Tenerife fue tomado por el xerecismo

  • De gala La alcaldesa viajó en el autobús del Kolectivo Sur en una tarde plagada de anécdotas curiosas y simpáticas

La invasión xerecista a Tenerife fue pausada pero efectiva, poniendo una nota de color y sonido a la apacible mañana de la localidad chicharrera. Desde primera hora de la mañana, el Hotel Silken Atlántida fue un hervidero de aficionados, la gran mayoría de ellos para animar a los suyos así como para 'cazar' alguna instantánea o autógrafo de los jugadores.

Los profesionales aprovecharon la mañana para pasear por las calles colindantes al hotel, para visitar el puerto marítimo e incluso hubo algunos que decidieron seguir en directo la carrera de Fernando Alonso en Fórmula 1 por televisión.

A las dos y cuarto del mediodía, siempre en hora peninsular, aparecieron en escena los 170 aficionados que a las once menos diez de la mañana habían tomado otro vuelo charter desde el aeropuerto de Jerez con destino a Tenerife. Dicho vuelo incluía a la propia alcaldesa de la ciudad, Pilar Sánchez, una aficionada más con su bufanda xerecista.

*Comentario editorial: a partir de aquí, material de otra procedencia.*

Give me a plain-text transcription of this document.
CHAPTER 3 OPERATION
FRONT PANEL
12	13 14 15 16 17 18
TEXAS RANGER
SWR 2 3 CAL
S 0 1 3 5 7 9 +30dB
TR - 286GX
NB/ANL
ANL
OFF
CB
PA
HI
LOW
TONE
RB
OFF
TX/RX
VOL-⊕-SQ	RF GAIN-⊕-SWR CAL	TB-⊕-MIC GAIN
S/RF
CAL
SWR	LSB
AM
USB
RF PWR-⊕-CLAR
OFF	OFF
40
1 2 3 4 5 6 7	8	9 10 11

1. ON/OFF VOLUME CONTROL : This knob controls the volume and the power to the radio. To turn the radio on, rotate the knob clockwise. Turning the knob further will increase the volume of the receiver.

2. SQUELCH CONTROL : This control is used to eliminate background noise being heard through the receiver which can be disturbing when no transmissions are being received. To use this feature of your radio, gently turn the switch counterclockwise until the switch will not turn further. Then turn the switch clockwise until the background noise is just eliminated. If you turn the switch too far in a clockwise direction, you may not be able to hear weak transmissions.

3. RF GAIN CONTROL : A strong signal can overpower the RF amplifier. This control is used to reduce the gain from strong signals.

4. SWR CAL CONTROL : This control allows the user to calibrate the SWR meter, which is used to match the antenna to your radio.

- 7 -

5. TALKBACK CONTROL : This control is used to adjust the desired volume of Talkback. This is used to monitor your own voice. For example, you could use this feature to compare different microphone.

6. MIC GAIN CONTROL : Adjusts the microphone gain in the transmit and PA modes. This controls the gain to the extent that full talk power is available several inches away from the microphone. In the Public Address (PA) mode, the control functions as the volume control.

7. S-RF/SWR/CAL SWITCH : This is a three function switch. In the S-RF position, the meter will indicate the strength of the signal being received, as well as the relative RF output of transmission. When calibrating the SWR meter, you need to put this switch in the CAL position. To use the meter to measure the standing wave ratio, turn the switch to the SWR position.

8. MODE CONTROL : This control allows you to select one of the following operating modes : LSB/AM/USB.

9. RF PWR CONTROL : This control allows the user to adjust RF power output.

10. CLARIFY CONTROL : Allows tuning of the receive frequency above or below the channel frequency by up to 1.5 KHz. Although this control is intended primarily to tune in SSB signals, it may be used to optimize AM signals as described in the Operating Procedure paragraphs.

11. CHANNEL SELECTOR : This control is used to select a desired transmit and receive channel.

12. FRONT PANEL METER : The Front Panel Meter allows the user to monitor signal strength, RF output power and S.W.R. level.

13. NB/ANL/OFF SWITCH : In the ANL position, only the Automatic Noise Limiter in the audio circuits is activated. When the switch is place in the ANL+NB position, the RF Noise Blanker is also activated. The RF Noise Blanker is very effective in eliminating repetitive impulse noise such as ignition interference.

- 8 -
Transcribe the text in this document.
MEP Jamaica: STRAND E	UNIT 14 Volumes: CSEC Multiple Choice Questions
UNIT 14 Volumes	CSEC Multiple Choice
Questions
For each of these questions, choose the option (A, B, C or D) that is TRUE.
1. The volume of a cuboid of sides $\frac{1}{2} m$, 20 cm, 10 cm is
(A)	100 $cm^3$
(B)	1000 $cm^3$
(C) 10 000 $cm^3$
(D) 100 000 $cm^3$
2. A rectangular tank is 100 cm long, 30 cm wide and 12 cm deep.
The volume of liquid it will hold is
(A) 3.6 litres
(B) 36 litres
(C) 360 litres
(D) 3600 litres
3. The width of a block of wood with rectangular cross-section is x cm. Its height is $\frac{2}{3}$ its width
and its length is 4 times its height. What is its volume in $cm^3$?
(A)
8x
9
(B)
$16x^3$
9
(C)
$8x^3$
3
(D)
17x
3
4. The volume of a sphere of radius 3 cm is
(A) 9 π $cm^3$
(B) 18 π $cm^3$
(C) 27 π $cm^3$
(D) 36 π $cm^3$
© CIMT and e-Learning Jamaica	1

Todo transcurrió con normalidad y los cuatro autobuses que recogieron a los aficionados en el aeropuerto de Tenerife Sur llegaron a las inmediaciones del Heliodoro Rodríguez López sin problemas y escoltados por varias patrullas del a Policía Nacional. La anécdota del día la protagonizó la primera edil que prefirió subirse a uno de esos autobuses para desplazarse hasta el centro de la ciudad. En el viaje coincidió con peñas como el Kolectivo Sur, cuyos miembros celebraron tal detalle coreando 'la alcaldesa y su marido son del Kolectivo Sur'.

Bufandas, banderas y hasta capotes del Deportivo ondearon desde la llegada de éste último charter a la ciudad, y dieron un colorido diferente a la ciudad, colorido que se trasladó hasta las puertas del hotel donde estaba concentrado el equipo. Allí los cánticos y los gritos de aliento fueron la constante hasta bien entrada la tarde, justo antes que de tanto equipo como consejeros y aficionados pusieran rumbo hacia el Heliodoro Rodríguez López para ver a su Xerez. La suerte estaba servida a falta del último arreón final.